Prabowo Menegaskan Larangan Pembukaan Lahan dengan Pembakaran
Prabowo Menegaskan Larangan Pembukaan Lahan dengan Pembakaran
JAKARTA – Presiden Prabowo Subianto menegaskan bahwa tidak ada toleransi terhadap pembakaran hutan sebagai metode pembukaan lahan. Sikap ini juga berlaku terhadap perusahaan-perusahaan yang lahannya mengalami kebakaran. Perusahaan tersebut harus bertanggung jawab penuh atas lahan yang telah diserahkan negara untuk dikelola.

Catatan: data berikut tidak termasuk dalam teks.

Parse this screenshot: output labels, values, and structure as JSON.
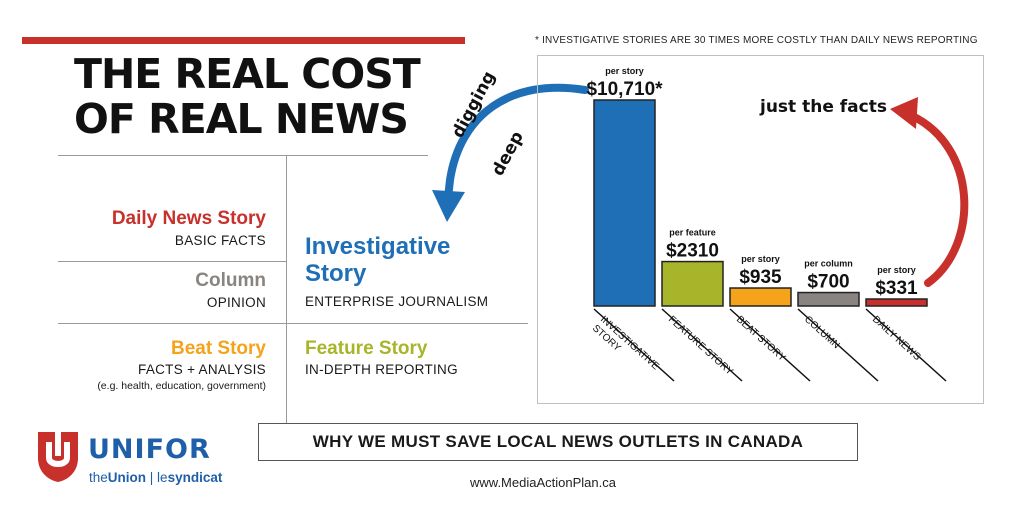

Pernyataan tegas Presiden Prabowo ini disampaikan oleh Menteri Koordinator Bidang Politik dan Keamanan, Budi Gunawan, yang menghadiri rapat terbatas mengenai penanganan kebakaran hutan dan lahan (Karhutla) di Jakarta pada Sabtu (2/8/2025).
Baca juga: Cegah Karhutla, Menko Polkam: Pemerintah Akan Menyediakan Teknologi Modern untuk Pembukaan Lahan
Rapat tersebut juga dihadiri oleh sejumlah pejabat negara lainnya, termasuk Menteri Sekretaris Negara, Sekretaris Kabinet, Menteri Kehutanan, Menteri Lingkungan Hidup, Kepala BNPB, Kepala BMKG, Panglima TNI, Kapolri, serta para Kepala Staf Angkatan.
“Sesuai dengan arahan tegas Presiden Prabowo Subianto, pemerintah menyatakan sikap jelas bahwa tidak ada toleransi terhadap pembakaran hutan dalam pembukaan lahan. Namun, Presiden mendukung sepenuhnya pembukaan lahan menggunakan peralatan modern yang berteknologi tinggi dan ramah lingkungan,” tegas Menko Polkam dalam pernyataan resminya pada Minggu (3/8/2025).